I always like to add "YET" when I hear them mention this problem, like "I am sorry to hear that you have no friends yet." We look at the friends they made in previous countries, and, you guessed it, they write them down. With that, they realize that if they could make friends there, they have the power to do it again. This makes them relax, and they feel more confident. Then we talk about where the possibilities of friendships lie in school, class, sports, or a pottery class. Check out my blog post, “How to make friends,” where I go into more detail. You'll find different tips that apply to children and that you can adapt to your own life abroad.
Furthermore, we talk about how to balance keeping old friendships alive and making new ones and how to do that. No need to toss out one for the other! If your children have just moved, it is important to be in close contact with those old friends over the phone, via messages, or via Zoom, as they literally don’t know anyone yet. So, they may rely 90 % on those friends for the first weeks.
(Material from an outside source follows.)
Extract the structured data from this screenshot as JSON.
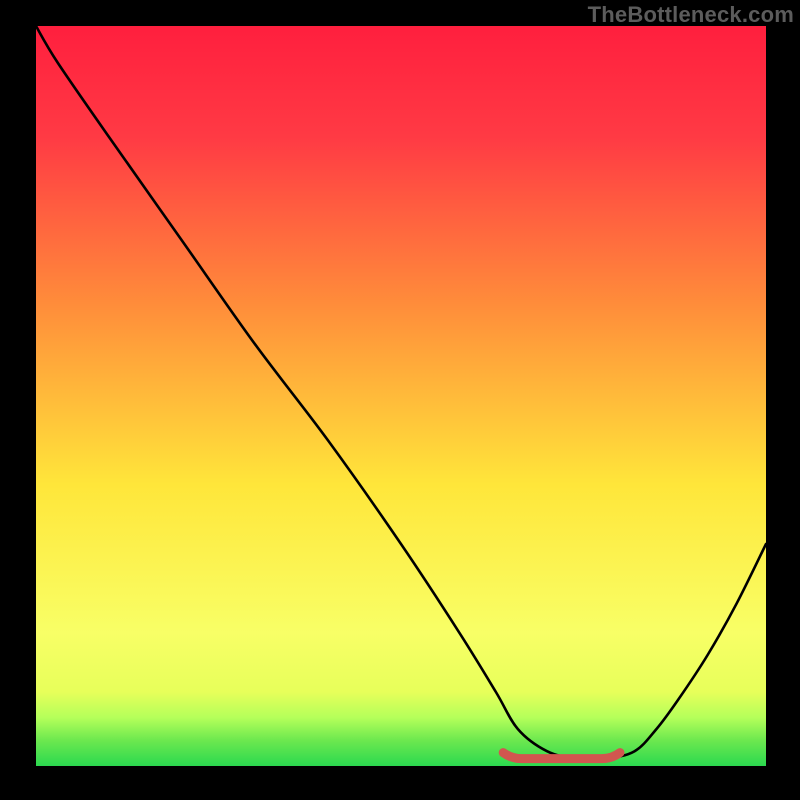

Slowly but surely, they will meet new people and notice a shift to more or less 80 % previous and 20 % new friends. A few months in, they should redirect their focus to potential in-person friends. The goal would be to have at least a 50/50 balance. Is this easy? Maybe yes, maybe no, it depends on many things, apart from their personality and the current circumstances. Is it worth trying and doable? Yes!
For my daughter, it was more uncomplicated in some countries than in others, and the numbers looked different in every new place. She's made many friends and kept multiple ones, and there, of course, have been struggles. It's exactly the same for me. I remember meeting my two closest friends in the Bahamas within the first months, and I realized that was a first for me in my over 30 years of living abroad. 30 years, this had never happened before, like never! I was so surprised that I could not believe it in the beginning. Since having moved to Mexico, I am back to the normal pace...no friends in the beginning, lots of work of making some, and it is just about getting easier at the moment (after 1 1/2 years...).
Yesterday, I took the opportunity to send appreciation notes to my friends worldwide. I ensured that I told them I was thinking of them and that I valued and still valued their friendship because of a little note, a little kindness prompt. Making friends and keeping them is not easy. It is work, and it does not happen overnight. Rarely does someone walk up to our kids or us and asks, "Do you want to be my friend?" (That only happens in Disney movies...) But with some effort, these friendships can happen so that you can take your list out and know that you have friends in different streets, cities, and countries.
Wishing you many friends from different friendship levels and types from all over the world!